İsmail Yaşa
İsmail Yaşa Vicdansız dünya

Vicdansız dünya

Amerikan askerlerinin ülkeden çıkışı sonrası Taliban yönetiminde yaralarını sararak huzuru ve istikrarı yakalamaya çalışan Afganistan 22 Haziran’da 5,9 büyüklüğündeki depremle sarsıldı.

Depremde hayatını kaybedenlerin sayısının 1150’ye ulaştığı ve yaralı sayısının da 1600’ü geçtiği açıklandı.

Yıkılan evlerin büyük çoğunluğu garibanlara ait toprak evler.

Söz konusu evler yıkıldığı zaman ne yazık ki içindekilerin üzerine büyük bir toprak yığını olarak çöküyor ve altında kalanlara nefes alacak bir alan bırakmıyor.

Varlıklı ailelere ait sağlam yapıların ise depremi daha az hasarla atlattıkları ve hatta bazılarının duvarlarında çatlak dahi oluşmadığı söyleniyor.

Allah depremde hayatını kaybeden Afgan kardeşlerimize rahmet eylesin, geride kalan ailelerine sabır ve yaralılara acil şifalar versin.

Afganistan’da yüzlerce kişi hayatını kaybetmesine ve bazı aileler tümüyle yok olmasına rağmen dünyanın yaşanan felakete ilgisizliği dikkat çekici.

Bunun bir sebebi -Ukraynalı ve Suriyeli, Afgan mülteciler arasında yapılan ayrımda da gördüğümüz gibi- Batı’nın ırkçılığı.

Afganistan Avrupa kıtasında yer almıyor ve halkı da beyaz tenli, yeşil gözlü değil.

Ayrıca Müslümanlar.

Dolayısıyla kanları maalesef hem savaşlarda hem de doğal afetlerde adeta sudan ucuz.

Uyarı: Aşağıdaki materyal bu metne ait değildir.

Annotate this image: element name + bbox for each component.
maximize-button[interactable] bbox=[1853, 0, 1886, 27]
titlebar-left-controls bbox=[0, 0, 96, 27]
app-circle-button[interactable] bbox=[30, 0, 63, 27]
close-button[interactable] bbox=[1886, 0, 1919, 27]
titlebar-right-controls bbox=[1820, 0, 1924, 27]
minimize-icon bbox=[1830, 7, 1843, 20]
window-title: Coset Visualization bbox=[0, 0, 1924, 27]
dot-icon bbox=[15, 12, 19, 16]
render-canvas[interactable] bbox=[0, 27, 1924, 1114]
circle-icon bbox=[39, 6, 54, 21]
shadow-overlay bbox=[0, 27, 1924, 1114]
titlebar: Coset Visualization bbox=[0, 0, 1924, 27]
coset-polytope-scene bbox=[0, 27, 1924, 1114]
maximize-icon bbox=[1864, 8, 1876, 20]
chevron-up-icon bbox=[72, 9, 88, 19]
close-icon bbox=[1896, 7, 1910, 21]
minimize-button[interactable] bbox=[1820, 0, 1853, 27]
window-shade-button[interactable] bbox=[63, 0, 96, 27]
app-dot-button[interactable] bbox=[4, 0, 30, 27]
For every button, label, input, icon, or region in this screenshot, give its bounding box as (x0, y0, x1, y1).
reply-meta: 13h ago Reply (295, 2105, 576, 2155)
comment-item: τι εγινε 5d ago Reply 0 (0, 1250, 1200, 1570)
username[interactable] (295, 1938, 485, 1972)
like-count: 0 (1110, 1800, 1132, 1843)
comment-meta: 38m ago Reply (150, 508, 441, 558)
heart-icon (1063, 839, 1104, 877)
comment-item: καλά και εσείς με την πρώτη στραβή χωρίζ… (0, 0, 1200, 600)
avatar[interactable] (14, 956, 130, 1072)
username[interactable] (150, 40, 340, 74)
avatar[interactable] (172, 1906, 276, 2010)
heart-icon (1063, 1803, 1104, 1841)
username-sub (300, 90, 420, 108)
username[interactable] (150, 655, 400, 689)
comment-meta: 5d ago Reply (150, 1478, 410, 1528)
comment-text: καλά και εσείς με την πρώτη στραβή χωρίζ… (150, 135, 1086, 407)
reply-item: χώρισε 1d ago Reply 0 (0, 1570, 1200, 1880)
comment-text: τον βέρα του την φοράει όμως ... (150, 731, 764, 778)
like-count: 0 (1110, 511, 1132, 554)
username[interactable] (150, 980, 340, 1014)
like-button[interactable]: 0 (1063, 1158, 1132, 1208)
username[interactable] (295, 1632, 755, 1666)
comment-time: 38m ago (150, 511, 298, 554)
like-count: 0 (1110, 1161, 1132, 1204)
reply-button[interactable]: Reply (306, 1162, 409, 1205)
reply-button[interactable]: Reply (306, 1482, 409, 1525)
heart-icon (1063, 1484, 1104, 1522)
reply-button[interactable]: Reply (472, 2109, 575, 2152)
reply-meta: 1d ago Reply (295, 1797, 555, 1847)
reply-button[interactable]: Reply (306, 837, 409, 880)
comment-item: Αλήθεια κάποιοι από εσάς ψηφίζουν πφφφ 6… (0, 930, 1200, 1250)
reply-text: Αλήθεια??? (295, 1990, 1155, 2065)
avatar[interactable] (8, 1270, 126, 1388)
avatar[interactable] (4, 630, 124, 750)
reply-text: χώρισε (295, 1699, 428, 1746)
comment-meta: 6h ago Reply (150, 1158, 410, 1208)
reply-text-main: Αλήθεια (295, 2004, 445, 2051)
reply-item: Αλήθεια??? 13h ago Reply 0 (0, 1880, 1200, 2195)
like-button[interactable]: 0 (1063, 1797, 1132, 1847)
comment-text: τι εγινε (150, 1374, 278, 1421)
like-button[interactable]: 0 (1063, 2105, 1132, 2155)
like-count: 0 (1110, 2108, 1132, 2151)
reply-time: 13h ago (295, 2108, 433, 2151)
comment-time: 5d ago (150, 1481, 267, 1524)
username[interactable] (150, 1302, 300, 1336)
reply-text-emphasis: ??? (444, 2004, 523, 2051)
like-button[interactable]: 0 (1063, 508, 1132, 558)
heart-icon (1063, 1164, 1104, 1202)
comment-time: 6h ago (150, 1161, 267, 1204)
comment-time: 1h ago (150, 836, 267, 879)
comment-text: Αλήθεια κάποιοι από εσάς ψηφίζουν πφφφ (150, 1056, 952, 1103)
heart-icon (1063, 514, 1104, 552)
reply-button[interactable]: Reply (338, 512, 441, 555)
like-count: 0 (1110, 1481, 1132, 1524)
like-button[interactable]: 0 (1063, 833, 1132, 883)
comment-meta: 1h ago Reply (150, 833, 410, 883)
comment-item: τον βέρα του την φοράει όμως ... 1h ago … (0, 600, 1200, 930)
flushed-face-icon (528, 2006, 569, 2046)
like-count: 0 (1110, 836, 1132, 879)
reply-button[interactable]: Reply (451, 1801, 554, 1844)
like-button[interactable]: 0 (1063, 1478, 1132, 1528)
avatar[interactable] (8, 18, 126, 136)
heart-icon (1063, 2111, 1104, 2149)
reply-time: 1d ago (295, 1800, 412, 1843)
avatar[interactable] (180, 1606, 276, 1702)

Onu, yirmisi ve hatta yüzlercesi ölmüş, Batılıların gözünde pek bir önemi yok.

İlgisizliğin ikinci bir sebebi de ülkenin Taliban tarafından yönetiliyor olması.

Afganistan halkı yönetim tercihi dolayısıyla -İslam ülkeleri tarafından dahi- adeta cezalandırılıyor.

Her şeye rağmen Türkiye’deki resmi ve sivil yardım kuruluşları gibi Afgan halkının yardımına koşanlar da var ve Allah onlardan razı olsun.

Geçenlerde İspanya’nın Kuzey Afrika’daki toprağı Melilla kentinin Fas ile arasındaki sınırda korkunç bir katliam yaşandı.

Yüzlerce Afrikalı göçmenin sınırı geçerek Melilla’ya girmeye çalışması üzerine Fas güvenlik güçleri göçmenlerin üzerine ateş açtı.

Göçmenlerden onlarcası hayatını kaybetti ve birçoğu da yaralandı.

Açılan ateşten kurtulanlar ve hatta yaralılar darp edildi.

Bu vahşet karşısında İspanya’nın yaptığı Fas’a teşekkür etmek oldu.

Her fırsatta insan haklarından bahseden ve diğer ülkeleri eleştirerek haklarında raporlar hazırlayan Avrupalıların gerçek yüzünü gösteren trajik bir olay.

Biz o yüzü Akdeniz’de mültecilerin botlarını batırmaya çalışan Yunanistan güvenlik güçlerinin yaptıklarından tanıyoruz.

Avrupa Birliği’nin Fas gibi ülkelerden beklentisi ne pahasına olursa olsun göçmenlerin kaçak yollarla yaşlı kıtaya ayak basmalarını önlemeleri.

Üstelik Afrika’nın yıllarca sömürülmesinden ve sahip olduğu zengin doğal kaynaklara rağmen fakir kalmasından, kısacası Avrupa’ya ulaşabilmek için canlarını hiçe sayan o insanların ülkelerini, doğup büyüdükleri toprakları terk etmek zorunda kalmalarından en başta sömürgeci Avrupalılar sorumlu.

Avrupa ülkeleri bugün sahip oldukları zenginliği büyük ölçüde Afrika’yı yağmalamalarına borçlular.

Göçmen akınını “ülkelerinin toprak bütünlüğüne yönelik bir saldırı” olarak nitelendiren İspanya Başbakanı Pedro Sanchez’e göre onlarca göçmenin vahşi bir şekilde katledilmelerinin ve yaralılar dahil geri kalanların darp edilmelerinin sorumlusu göçmenlerin bizzat kendileri.

Örnekleri birçok kez görüldüğü gibi konu Avrupalıların rahatı ve çıkarları olunca tüm insan hakları rafa kalkıveriyor.

Her türlü insan hakları ihlaline, vahşete ve katliama bir bahane bulunuyor.